The present invention relates to error recovery in high availability processors, and more specifically, exemplary embodiments of the present invention relate to error recovery systems and methods of instruction processing for high availability processors with both recoverable and non-recoverable modes of operation.
High availability computer systems necessitate both detection of hardware faults and methods to recover from the detected faults and prevent any incorrect results. In a conventional microprocessor supporting fault recovery, most fault recovery operations are hardware-specific and integrated within the microprocessor itself. Therefore, software executed on the microprocessor may run uninterrupted while lacking disruption or signaling resulting from transient hardware faults within the microprocessor hardware.
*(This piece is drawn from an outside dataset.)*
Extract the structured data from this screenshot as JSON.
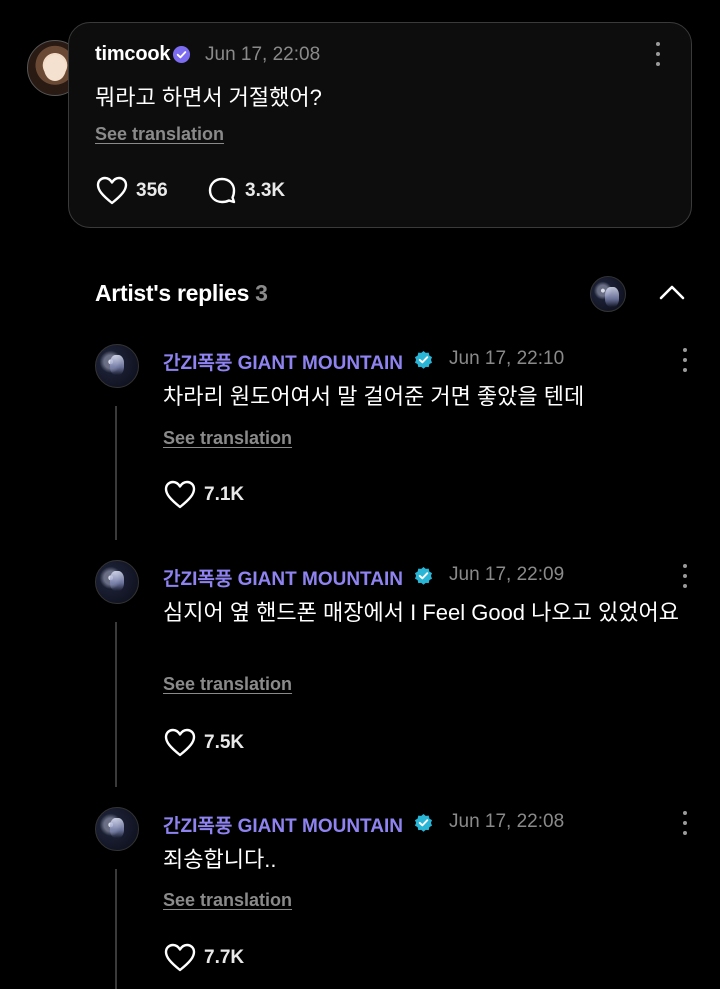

These conventional recovery mechanisms implemented in microprocessors usually discard instructions that are processed, or potentially processed, through faulty circuits, while keeping results from any chronologically older instructions that are processed prior to detecting a fault. In order to differentiate as to whether or not results of instructions are potentially faulty, results need to be buffered and/or held until associated results are checked against any potential faulty conditions before these instructions (and their results) are committed as non-faulty. If a faulty condition is detected, these potentially faulty results will need to be rolled-back, and any affected instruction will be discarded and later reissued.
In order to achieve the capabilities described above, extra pipeline resources are necessary to buffer instruction results until no faults are detected. In addition, because instructions need to be retired from a good architectural state, appropriate states (architectural and sometimes non-architectural) need to be maintained (e.g., through check-points). Such buffering, maintenance, and check-pointing increases overall circuitry required or reduces the net available resources available for instruction processing in conventional microprocessors supporting fault-recovery.